TennisAddict le mag n°8 - Septembre 2012 | 01 Septembre 2012 à 8h00

Par Jérôme Fechter

 

N°9 mondial junior en 2009, Pierre-Hugues Herbert est le seul joueur de la génération des 21 ans et moins, à avoir pu disputer récemment les qualifications de l'US Open, dont il a atteint le 2e tour après avoir éliminé le portugais Frederico Gil, N°113 mondial. Et c'est sur la valeur de son classement (249e) qu'il a pu entrer dans ce 4e Grand Chelem de l'année. Ce petit évènement est déjà en soi l'aboutissement de plus de 15 ans d'entraînement et notamment de 8 ans d'effort personnel au sein d'une structure individualisée créée autour de lui à Strasbourg par ses parents depuis l'été 2004. «P2h» nous racontera dans un prochain numéro comment il a vécu de l'intérieur ce projet familial ambitieux. En attendant, nous lui avons demandé de nous parler des différentes filières en France qui s'offrent aux tout meilleurs pour accéder au très haut niveau.

Pour devenir champion de tennis, il faut beaucoup d'heures d'entraînement mais surtout être entouré par les bonnes personnes (coach tennis, préparateur physique, parents, mécènes, …, etc.). La seule volonté du joueur ne peut suffire. Les plus grandes réussites couronnent souvent aussi un parcours qui a vu plusieurs structures et entraîneurs se succéder pour aider le joueur à se construire. Les formateurs que l'on côtoie dans sa jeunesse par exemple peuvent avoir une très grande importance sur le reste de notre carrière, car ce sont eux qui nous donnent le bon socle de jeu technique, tactique, physique, celui qui nous permettra ensuite avec le temps de percer à très haut niveau. Personnellement, j'ai choisi depuis toujours de rester chez moi pour m'entraîner avec mon père, prof de tennis. On a monté en famille depuis que j'ai 13 ans une structure sur mesure qui m'a permis de poursuivre ma scolarité en Allemagne tout en disputant sur 8 saisons plus de 150 tournois internationaux dans le monde entier. Mais il existe une multitude d'autres voies pour tenter de devenir un champion.

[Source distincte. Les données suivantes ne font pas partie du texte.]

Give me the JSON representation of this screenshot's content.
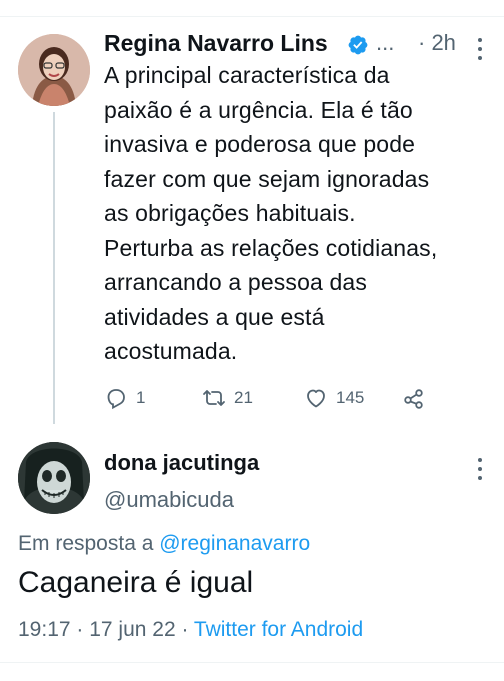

Pour illustrer les différents parcours, je prendrai le cas de plusieurs joueurs nés comme moi en 1991. Albano, Julien, Adrien, Tak, Joachim et Constantin ont tous réussi à leur manière et à des degrés divers à confirmer leurs débuts prometteurs sachant qu'on faisait tous partie à 9-10 ans des tout meilleurs français. Leur exemple est donc révélateur.

La voie royale : La Fédé !

Roland Garros et la masse de nos licenciés donnent à notre fédération les moyens financiers d'investir dans une politique de formation pointue et durable, apte à permettre l'éclosion des champions de demain. Peu de pays au monde sont en mesure d'offrir à leurs jeunes espoirs ce que nous leur offrons ici dans l'hexagone, et c'est une chance pour tous. Les ligues régionales, les comités départementaux, et surtout les clubs, dans le cadre d'un programme national, assurent la détection et la formation des meilleurs éléments qui se voient proposer à 13/14 ans d'intégrer des structures nationales. C'est la 1ère marche, ce qu'on appelle les Pôles France.

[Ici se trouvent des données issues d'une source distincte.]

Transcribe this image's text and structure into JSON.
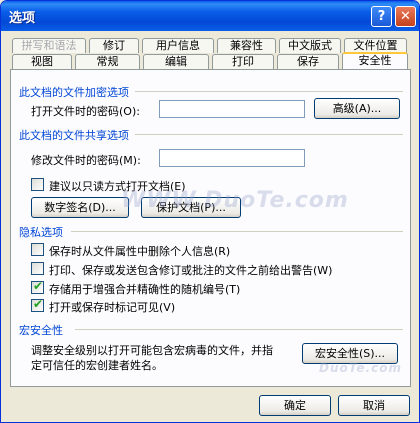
{
  "window": {
    "title": "选项"
  },
  "titlebar_buttons": {
    "help": "?",
    "close": "✕"
  },
  "tabs": {
    "row1": [
      "拼写和语法",
      "修订",
      "用户信息",
      "兼容性",
      "中文版式",
      "文件位置"
    ],
    "row2": [
      "视图",
      "常规",
      "编辑",
      "打印",
      "保存",
      "安全性"
    ],
    "active": "安全性",
    "disabled": [
      "拼写和语法"
    ]
  },
  "encryption": {
    "heading": "此文档的文件加密选项",
    "open_password_label": "打开文件时的密码(O):",
    "open_password_value": "",
    "advanced_button": "高级(A)..."
  },
  "sharing": {
    "heading": "此文档的文件共享选项",
    "modify_password_label": "修改文件时的密码(M):",
    "modify_password_value": "",
    "readonly_label": "建议以只读方式打开文档(E)",
    "readonly_checked": false,
    "digital_signature_button": "数字签名(D)...",
    "protect_document_button": "保护文档(P)..."
  },
  "privacy": {
    "heading": "隐私选项",
    "options": [
      {
        "label": "保存时从文件属性中删除个人信息(R)",
        "checked": false
      },
      {
        "label": "打印、保存或发送包含修订或批注的文件之前给出警告(W)",
        "checked": false
      },
      {
        "label": "存储用于增强合并精确性的随机编号(T)",
        "checked": true
      },
      {
        "label": "打开或保存时标记可见(V)",
        "checked": true
      }
    ]
  },
  "macro": {
    "heading": "宏安全性",
    "description_line1": "调整安全级别以打开可能包含宏病毒的文件，并指",
    "description_line2": "定可信任的宏创建者姓名。",
    "macro_security_button": "宏安全性(S)..."
  },
  "footer": {
    "ok_button": "确定",
    "cancel_button": "取消"
  },
  "watermarks": {
    "center": "WWW.DuoTe.com",
    "corner": "DuoTe.com"
  }
}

Les exemples de joueurs français ayant suivi ces filières-type sont Gaël Monfils, Jo-Wilfried Tsonga ou Gilles Simon. Ces joueurs sont passés par la case Pôle France (13 à 15 ans), puis par ces autres structures très connues que sont l'INSEP (16 à 18 ans) et le CNE (18 ans et plus).

Mon pote et camarade de club Albano Olivetti, alsacien comme moi, actuellement Promo (N°57) et 210e ATP, est aussi passé par là, tout comme le picard Julien Obry ou le bordelais Adrien Puget, d'autres 91 avec lesquels je bataillais dur il y a 10 ans en « Interligues 11 ou 12 ans ». Albano, c'est un pur produit de la détection et de la formation fédérale (Pôle Espoir à Strasbourg, puis INSEP et CNE), qui a su, en se révélant un peu plus tard que d'autres, très bien travailler et évoluer au sein du système. Julien, N°310 ATP et N°46 français a gagné déjà 6 tournois Futures après avoir fini N°5 mondial junior en 2009, et vient de quitter la « fédé » pour voler de ses propres ailes. Quant à Adrien, vainqueur de la BNP-Paribas Cup en 2005 et -30 en 2009, après 1 an au CNE et des blessures à répétition, il a rejoint depuis 3 ans les USA et l'équipe de tennis universitaire de UCLA, où il poursuit sans doute de brillantes études tout en continuant de progresser.    

« Il faut des grosses qualités morales »

Les étapes proposées peuvent être pour le joueur une très bonne rampe de lancement. Les entraîneurs sont compétents et expérimentés, et la fédération met tout en place pour donner le maximum de chance à chacun de ses protégés. Les familles participent, mais l'essentiel du coût de formation (encadrement, hébergement, voyages) est assuré par la FFT, ce qui fait que ce cursus reste à la portée de toutes les bourses.

Cela dit, pour les garçons entre 13 et 15 ans par exemple, il n'existe que deux Pôles France à Poitiers et Boulouris, puis ensuite qu'un nombre limité de places pour chaque génération à l'INSEP et au CNE. Ce qui oblige l'enfant à quitter le domicile parental et à vivre loin de chez lui des années durant. C'est loin d'être une sinécure. Il faut de grosses qualités morales pour se former à cette rude école. Beaucoup ne résistent pas à l'éloignement, ou à la pression de la concurrence. Dans ces structures, il y a finalement pas mal de turn-over et les joueurs travaillent en groupe et changent souvent d'entraîneurs, ce qui fait que le suivi du joueur est un peu moins personnalisé. Cela fait dire à beaucoup que les structures fédérales sont loin d'être la panacée. Elles ne le sont pas plus selon moi que les autres filières dont je vais parler maintenant. Où que ce soit, aussi solide que soit l'encadrement ou l'entourage, c'est toujours le joueur, sa persévérance, son intelligence, ses facultés d'adaptation qui feront la différence.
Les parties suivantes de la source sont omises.